The latter is what happened after the brexit vote this year. The Pound (GBP) depreciated 10% against the US Dollar (USD). Thus any any British person holding American stocks would have an immediate 10% capital gain.

So say you bought Johnson and Johnson (JNJ) stock the day before the Brexit vote. On that day JNJ stock price was $115 and the USDGBP rate was 0.67. So as a UK investor, JNJ stock cost you £77. After the Brexit vote, GBP depreciated 10% against the dollar meaning that the rate was now 0.74. On that same day JNJ was still trading at the exacts ams price of $115. So although JNJ did not change in price, the UK investor had gained 10% due to the currency move. If the investor sold his share for $115 and then converted that back into GBP, he would get £85. As his initial GBP purchase price was £77, that’s a 10% gain simply because his home currency got weaker.

So should worry about currencies when investing?

As you can see, if you get the currency right, there is serious money to be made. But I myself do not play this currency game. If you are not a professional investor, predicting rate movements is futile. Even traders whose job it is to make these predictions get it wrong most of the time. If you want to play the speculative currency game, you should join a platform like etoro. Currencies are a traders game and long-term investors should shy away from it.

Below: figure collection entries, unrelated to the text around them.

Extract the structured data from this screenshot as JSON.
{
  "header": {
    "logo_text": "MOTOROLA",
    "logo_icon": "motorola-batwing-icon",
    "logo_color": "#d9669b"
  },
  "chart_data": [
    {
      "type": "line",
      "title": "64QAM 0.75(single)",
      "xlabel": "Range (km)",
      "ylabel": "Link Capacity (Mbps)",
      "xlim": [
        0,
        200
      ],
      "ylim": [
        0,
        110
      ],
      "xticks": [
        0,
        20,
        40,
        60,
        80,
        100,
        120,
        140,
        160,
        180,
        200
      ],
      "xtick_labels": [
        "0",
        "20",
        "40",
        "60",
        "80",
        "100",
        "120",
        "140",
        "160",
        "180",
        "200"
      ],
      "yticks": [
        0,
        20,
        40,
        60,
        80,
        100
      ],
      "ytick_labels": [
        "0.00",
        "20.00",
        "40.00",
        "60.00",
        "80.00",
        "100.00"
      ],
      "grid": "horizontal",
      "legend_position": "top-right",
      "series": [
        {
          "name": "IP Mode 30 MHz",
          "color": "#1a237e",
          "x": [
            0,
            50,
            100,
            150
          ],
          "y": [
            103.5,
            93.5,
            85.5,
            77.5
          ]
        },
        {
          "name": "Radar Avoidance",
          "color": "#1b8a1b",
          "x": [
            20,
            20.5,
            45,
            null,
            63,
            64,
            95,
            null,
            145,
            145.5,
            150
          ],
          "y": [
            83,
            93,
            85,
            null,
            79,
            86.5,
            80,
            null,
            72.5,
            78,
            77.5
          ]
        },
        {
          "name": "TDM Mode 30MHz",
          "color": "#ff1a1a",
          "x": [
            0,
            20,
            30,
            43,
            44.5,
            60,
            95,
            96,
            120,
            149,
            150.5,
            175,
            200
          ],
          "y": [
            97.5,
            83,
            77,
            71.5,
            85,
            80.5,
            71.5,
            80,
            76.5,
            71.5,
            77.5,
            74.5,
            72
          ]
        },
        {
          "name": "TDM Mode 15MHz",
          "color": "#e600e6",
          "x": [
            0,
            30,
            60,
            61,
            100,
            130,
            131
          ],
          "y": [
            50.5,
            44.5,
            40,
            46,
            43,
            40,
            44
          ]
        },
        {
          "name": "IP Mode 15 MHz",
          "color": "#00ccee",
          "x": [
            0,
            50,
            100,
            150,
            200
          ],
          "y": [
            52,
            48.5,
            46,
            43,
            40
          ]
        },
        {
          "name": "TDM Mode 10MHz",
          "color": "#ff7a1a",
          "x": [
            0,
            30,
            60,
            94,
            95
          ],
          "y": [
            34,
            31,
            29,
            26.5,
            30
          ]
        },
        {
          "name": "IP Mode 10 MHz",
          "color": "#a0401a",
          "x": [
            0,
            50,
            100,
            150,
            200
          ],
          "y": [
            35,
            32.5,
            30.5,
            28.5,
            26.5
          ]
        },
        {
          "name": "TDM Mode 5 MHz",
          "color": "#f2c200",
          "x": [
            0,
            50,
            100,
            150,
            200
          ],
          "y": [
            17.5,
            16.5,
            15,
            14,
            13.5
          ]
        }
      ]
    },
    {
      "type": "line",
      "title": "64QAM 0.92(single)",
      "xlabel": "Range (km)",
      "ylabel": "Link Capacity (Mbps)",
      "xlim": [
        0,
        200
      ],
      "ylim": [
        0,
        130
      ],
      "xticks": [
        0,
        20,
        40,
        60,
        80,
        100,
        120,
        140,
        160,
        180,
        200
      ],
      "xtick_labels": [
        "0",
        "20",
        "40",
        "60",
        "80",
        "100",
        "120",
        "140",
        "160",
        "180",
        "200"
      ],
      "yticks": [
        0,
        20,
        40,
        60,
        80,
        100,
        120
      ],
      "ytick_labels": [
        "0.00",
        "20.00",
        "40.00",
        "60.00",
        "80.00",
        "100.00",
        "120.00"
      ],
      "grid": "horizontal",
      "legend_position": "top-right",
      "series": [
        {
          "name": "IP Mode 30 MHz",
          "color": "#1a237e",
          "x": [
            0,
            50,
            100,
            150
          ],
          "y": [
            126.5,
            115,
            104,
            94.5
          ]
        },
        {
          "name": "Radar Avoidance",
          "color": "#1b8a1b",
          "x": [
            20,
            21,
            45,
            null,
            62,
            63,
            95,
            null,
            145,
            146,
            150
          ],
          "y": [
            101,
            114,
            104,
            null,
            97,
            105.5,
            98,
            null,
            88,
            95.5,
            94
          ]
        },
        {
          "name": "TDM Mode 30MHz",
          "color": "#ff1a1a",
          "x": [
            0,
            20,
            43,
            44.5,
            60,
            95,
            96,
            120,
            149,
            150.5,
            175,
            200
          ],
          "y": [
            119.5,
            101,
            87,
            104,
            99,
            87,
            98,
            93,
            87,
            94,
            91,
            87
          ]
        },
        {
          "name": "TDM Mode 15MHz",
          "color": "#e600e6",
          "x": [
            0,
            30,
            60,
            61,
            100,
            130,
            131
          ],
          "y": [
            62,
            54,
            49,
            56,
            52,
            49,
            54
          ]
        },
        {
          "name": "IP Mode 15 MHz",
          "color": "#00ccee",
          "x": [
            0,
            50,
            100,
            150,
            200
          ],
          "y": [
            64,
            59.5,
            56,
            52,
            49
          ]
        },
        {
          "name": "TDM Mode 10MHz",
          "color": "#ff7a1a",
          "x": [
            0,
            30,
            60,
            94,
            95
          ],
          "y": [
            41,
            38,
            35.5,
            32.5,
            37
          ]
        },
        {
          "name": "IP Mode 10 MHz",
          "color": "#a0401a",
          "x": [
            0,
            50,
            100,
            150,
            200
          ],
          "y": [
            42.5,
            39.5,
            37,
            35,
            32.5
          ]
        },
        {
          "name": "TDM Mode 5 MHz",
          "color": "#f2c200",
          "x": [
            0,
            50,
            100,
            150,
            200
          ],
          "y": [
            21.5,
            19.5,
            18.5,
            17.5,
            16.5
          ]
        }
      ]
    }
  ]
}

Instead of predicting currency moves, do this.

As an individual investors, it is a waste of time trying to predict currency movements. It is far better and wiser to spend your time researching quality businesses. It is well advised to buy into these great businesses whose value you know will appreciate over time instead of guessing how a certain rate will move.

If you find a wonderful business that is trading at a decent valuation, no matter what your currency is doing right now, it is in your own interest to buy that stock.

The low value of GBP at the moment did not stop me from investing in US Biotech giant Gilead recently. Even though I know that the GBP is undervalued against the USD as compared to historical norms, I refuse to play the currency game.
The thing with internationally diversified companies is that no matter which way the currency moves, you will make money over time.

  • If the GBP keeps getting weaker against the USD, my capital gain will increase as seen by the JNJ example above.
  • If on the other hand the USD gets weaker, I still win. This is because the company conducts business overseas (outside the US) and thus generated revenues in foreign currency. So if the USD get weaker, it will be able to generate higher revenues and profits as it can now buy more dollars with its foreign earnings. Higher profits generally lead to increases in stock prices. Buying into an multinational business acts as a natural currency hedge for an investor.

So you see, it is pointless to think about currencies when making an investment decisions. It is far better to use your time to identify and understand wonderful business that generate revenue regardless of the macroeconomic climate.